The Old Grave-Stone
By Hans Christian Andersen
(1855)
In a house, with a large courtyard, in a
provincial town, at that time of the year in
which people say the evenings are growing
longer, a family circle were gathered
together at their old home. A lamp burned on
the table, although the weather was mild and
warm, and the long curtains hung down before
the open windows, and without the moon shone
brightly in the dark-blue sky.
But they were not talking of the moon, but
of a large, old stone that lay below in the
courtyard not very far from the kitchen
door. The maids often laid the clean copper
saucepans and kitchen vessels on this stone,
that they might dry in the sun, and the
children were fond of playing on it. It was,
in fact, an old grave-stone.
“Yes,” said the master of the house, “I
believe the stone came from the graveyard of
the old church of the convent which was
pulled down, and the pulpit, the monuments,
and the grave-stones sold. My father bought
the latter; most of them were cut in two and
used for paving-stones, but that one stone
was preserved whole, and laid in the
courtyard.”
“Any one can see that it is a grave-stone,”
said the eldest of the children; “the
representation of an hour-glass and part of
the figure of an angel can still be traced,
but the inscription beneath is quite worn
out, excepting the name ‘Preben,’ and a
large ‘S’ close by it, and a little farther
down the name of ‘Martha’ can be easily
read. But nothing more, and even that cannot
be seen unless it has been raining, or when
we have washed the stone.”
“Dear me! how singular. Why that must be the
grave-stone of Preben Schwane and his wife.”
The old man who said this looked old enough
to be the grandfather of all present in the
room.
“Yes,” he continued, “these people were
among the last who were buried in the
churchyard of the old convent. They were a
very worthy old couple, I can remember them
well in the days of my boyhood. Every one
knew them, and they were esteemed by all.
They were the oldest residents in the town,
and people said they possessed a ton of
gold, yet they were always very plainly
dressed, in the coarsest stuff, but with
linen of the purest whiteness. Preben and
Martha were a fine old couple, and when they
both sat on the bench, at the top of the
steep stone steps, in front of their house,
with the branches of the linden-tree waving
above them, and nodded in a gentle, friendly
way to passers by, it really made one feel
quite happy. They were very good to the
poor; they fed them and clothed them, and in
their benevolence there was judgment as well
as true Christianity. The old woman died
first; that day is still quite vividly
before my eyes. I was a little boy, and had
accompanied my father to the old man’s
house. Martha had fallen into the sleep of
death just as we arrived there. The corpse
lay in a bedroom, near to the one in which
we sat, and the old man was in great
distress and weeping like a child.

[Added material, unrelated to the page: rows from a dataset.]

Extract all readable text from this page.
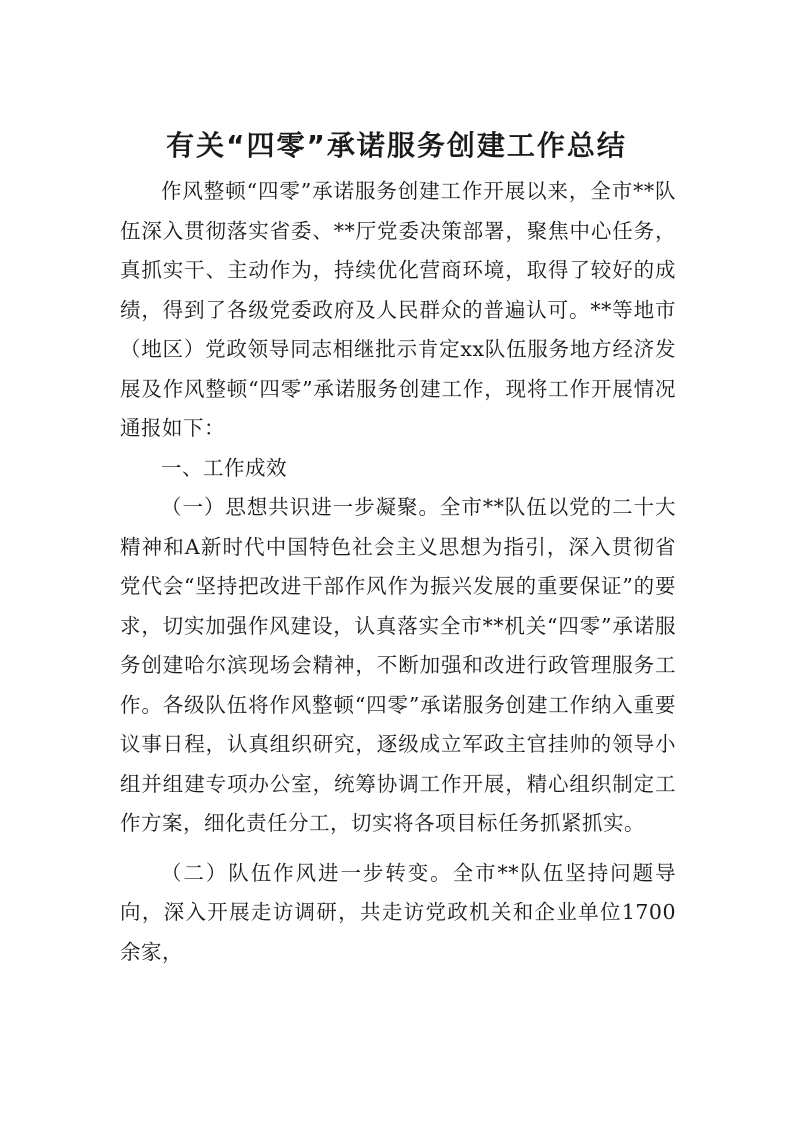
有关“四零”承诺服务创建工作总结

作风整顿“四零”承诺服务创建工作开展以来，全市**队伍深入贯彻落实省委、**厅党委决策部署，聚焦中心任务，真抓实干、主动作为，持续优化营商环境，取得了较好的成绩，得到了各级党委政府及人民群众的普遍认可。**等地市（地区）党政领导同志相继批示肯定xx队伍服务地方经济发展及作风整顿“四零”承诺服务创建工作，现将工作开展情况通报如下：

一、工作成效

（一）思想共识进一步凝聚。全市**队伍以党的二十大精神和A新时代中国特色社会主义思想为指引，深入贯彻省党代会“坚持把改进干部作风作为振兴发展的重要保证”的要求，切实加强作风建设，认真落实全市**机关“四零”承诺服务创建哈尔滨现场会精神，不断加强和改进行政管理服务工作。各级队伍将作风整顿“四零”承诺服务创建工作纳入重要议事日程，认真组织研究，逐级成立军政主官挂帅的领导小组并组建专项办公室，统筹协调工作开展，精心组织制定工作方案，细化责任分工，切实将各项目标任务抓紧抓实。

（二）队伍作风进一步转变。全市**队伍坚持问题导向，深入开展走访调研，共走访党政机关和企业单位1700余家，
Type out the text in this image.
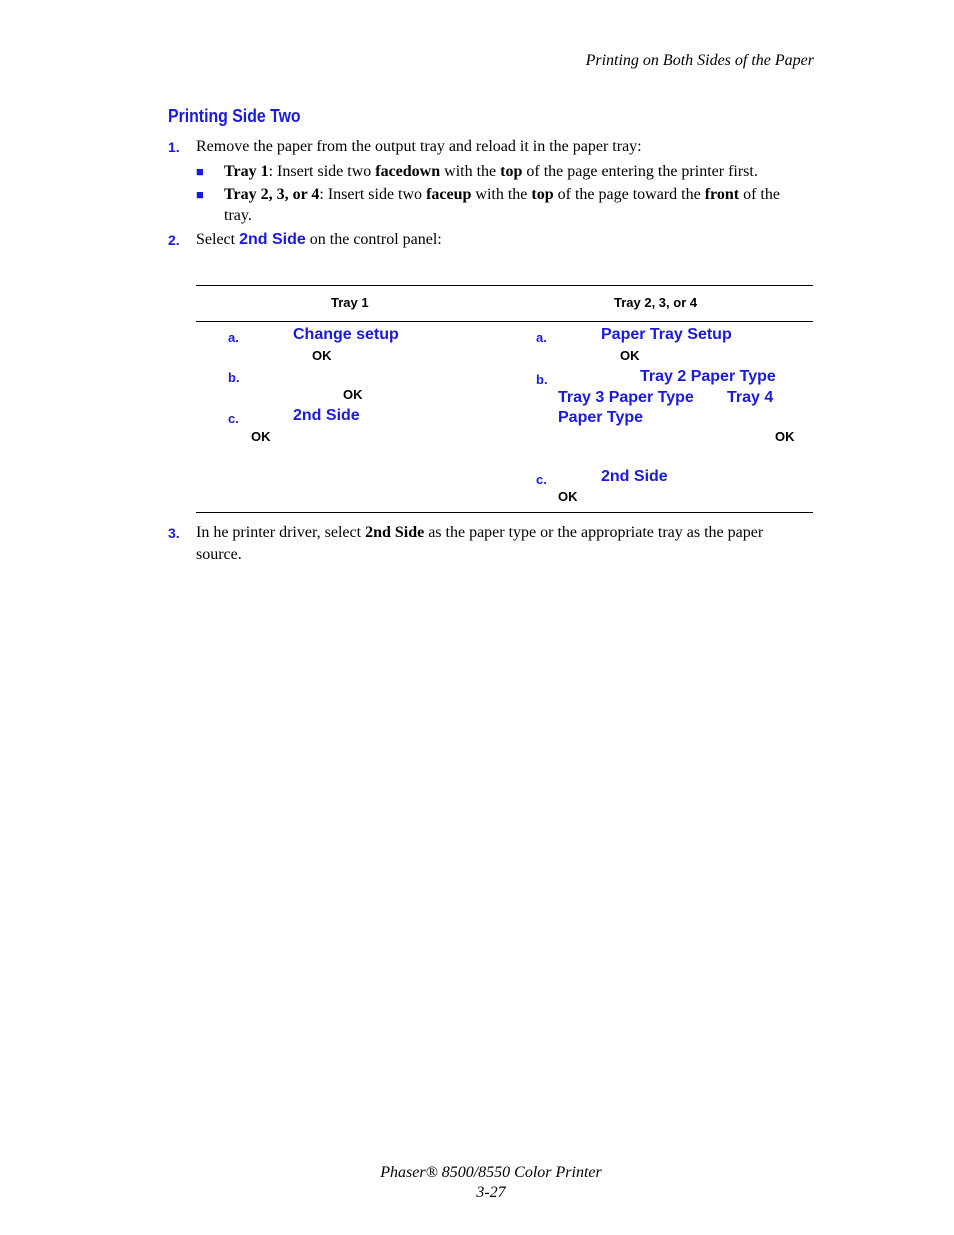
Printing on Both Sides of the Paper
Printing Side Two
1. Remove the paper from the output tray and reload it in the paper tray:
■ Tray 1: Insert side two facedown with the top of the page entering the printer first.
■ Tray 2, 3, or 4: Insert side two faceup with the top of the page toward the front of the
tray.
2. Select 2nd Side on the control panel:
Tray 1	Tray 2, 3, or 4
a.	Change setup
OK
b.
OK
c.	2nd Side
OK
a.	Paper Tray Setup
OK
b.	Tray 2 Paper Type
Tray 3 Paper Type Tray 4
Paper Type
OK
c.	2nd Side
OK
3. In he printer driver, select 2nd Side as the paper type or the appropriate tray as the paper
source.
Phaser® 8500/8550 Color Printer
3-27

He spoke
to my father, and to a few neighbors who
were there, of how lonely he should feel now
she was gone, and how good and true she, his
dead wife, had been during the number of
years that they had passed through life
together, and how they had become
acquainted, and learnt to love each other. I
was, as I have said, a boy, and only stood
by and listened to what the others said; but
it filled me with a strange emotion to
listen to the old man, and to watch how the
color rose in his cheeks as he spoke of the
days of their courtship, of how beautiful
she was, and how many little tricks he had
been guilty of, that he might meet her. And
then he talked of his wedding-day; and his
eyes brightened, and he seemed to be carried
back, by his words, to that joyful time. And
yet there she was, lying in the next room,
dead—an old woman, and he was an old man,
speaking of the days of hope, long passed
away. Ah, well, so it is; then I was but a
child, and now I am old, as old as Preben
Schwane then was. Time passes away, and all
things changed. I can remember quite well
the day on which she was buried, and how Old
Preben walked close behind the coffin.
“A few years before this time the old couple
had had their grave-stone prepared, with an
inscription and their names, but not the
date. In the evening the stone was taken to
the churchyard, and laid on the grave. A
year later it was taken up, that Old Preben
might be laid by the side of his wife. They
did not leave behind them wealth, they left
behind them far less than people had
believed they possessed; what there was went
to families distantly related to them, of
whom, till then, no one had ever heard. The
old house, with its balcony of wickerwork,
and the bench at the top of the high steps,
under the lime-tree, was considered, by the
road-inspectors, too old and rotten to be
left standing. Afterwards, when the same
fate befell the convent church, and the
graveyard was destroyed, the grave-stone of
Preben and Martha, like everything else, was
sold to whoever would buy it. And so it
happened that this stone was not cut in two
as many others had been, but now lies in the
courtyard below, a scouring block for the
maids, and a playground for the children.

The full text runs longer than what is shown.